A Bad Conscience

…How Canada became such a laboratory is an interesting question. But a more important question is how the whole idea of rights has been transformed into a cover for monstrosities like the HRCs—for an intellectual, moral, and juridical violence that has turned rights into the enemy, rather than the friend, of basic human freedoms. That question has an answer too long to attempt here. Even to raise it, however, is to bump up against a curious fact: The mainstream media, for the most part, has turned a blind eye to this violence, even where it threatens (as in the Levant and Steyn cases) the freedom of the press.

The explanation for that, I think, lies in the myth that the concept of human rights is entirely a modern invention—and an invention that defines the morality of our own secular age. The thought that the very foundations of our morality should prove so flimsy is more than we can bear. Are we not the great generation of rights? The truth is, of course, that authentic human rights discourse belongs to a tradition that the West has now largely abandoned, and that what passes for that discourse today is something else.

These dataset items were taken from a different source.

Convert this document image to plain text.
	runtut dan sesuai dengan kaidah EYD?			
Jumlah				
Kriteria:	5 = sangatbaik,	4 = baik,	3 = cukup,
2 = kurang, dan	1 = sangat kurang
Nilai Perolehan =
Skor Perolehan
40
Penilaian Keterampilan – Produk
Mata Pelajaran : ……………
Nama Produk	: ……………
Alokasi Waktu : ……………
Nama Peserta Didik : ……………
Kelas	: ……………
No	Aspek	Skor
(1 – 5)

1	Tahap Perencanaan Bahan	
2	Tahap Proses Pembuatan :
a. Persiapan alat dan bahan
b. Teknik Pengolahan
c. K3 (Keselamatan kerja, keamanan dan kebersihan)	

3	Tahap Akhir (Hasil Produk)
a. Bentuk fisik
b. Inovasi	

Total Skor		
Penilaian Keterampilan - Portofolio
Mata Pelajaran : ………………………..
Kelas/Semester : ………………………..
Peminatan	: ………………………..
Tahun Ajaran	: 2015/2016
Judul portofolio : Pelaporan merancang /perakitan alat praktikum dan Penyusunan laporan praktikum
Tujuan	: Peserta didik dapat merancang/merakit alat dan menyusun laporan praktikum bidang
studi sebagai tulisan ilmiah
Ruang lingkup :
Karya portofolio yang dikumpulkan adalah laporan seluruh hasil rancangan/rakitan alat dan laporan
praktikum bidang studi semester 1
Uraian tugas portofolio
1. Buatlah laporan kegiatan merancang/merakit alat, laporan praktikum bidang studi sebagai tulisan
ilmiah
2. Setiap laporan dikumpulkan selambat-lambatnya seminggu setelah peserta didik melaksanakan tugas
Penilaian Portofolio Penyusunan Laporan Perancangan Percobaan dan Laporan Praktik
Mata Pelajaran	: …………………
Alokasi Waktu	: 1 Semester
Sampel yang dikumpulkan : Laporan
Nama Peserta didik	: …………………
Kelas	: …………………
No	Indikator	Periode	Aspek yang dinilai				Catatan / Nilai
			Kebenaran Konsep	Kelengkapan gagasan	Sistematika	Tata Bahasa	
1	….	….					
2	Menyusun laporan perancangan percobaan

The threat that this something else poses can scarcely be overestimated. Those in Canada who think repealing Section 13 will solve the problem are mistaken (though that would be a good first step); likewise those in America who think it will be enough if the creation of HRCs, which some states are considering, is prevented. A society with a bad conscience, we may be sure, will always find ways to police speech and pursue thought crimes.

And we do have a bad conscience. Not merely because we have broken with the past but because we have committed ourselves to the obvious absurdity of claiming that pluralism is our only norm, multiculturalism our only cultural foundation, diversity our only basis for unity, and tolerance our highest virtue. (Source)

Indeed. If we think that some kind of legal change is going to fix the problem we’ve created for ourselves, we’re one really stupid people.

Fundamental change must begin with a change in the fundamentals.  Window dressing simply will not do.

One thought on “A Bad Conscience

  1. Every journey starts with even a “baby step” and if previous generations had taken that – well many of the “adult” errors might not have occurred.

    So it is with the abolishment of the CHRC, their provincial counterparts and the UN we don’t even follow but once was represented by Louise Arbour. Even the UN has turned against her so when will it be the turn for the likes of Lynch and the provincial reps?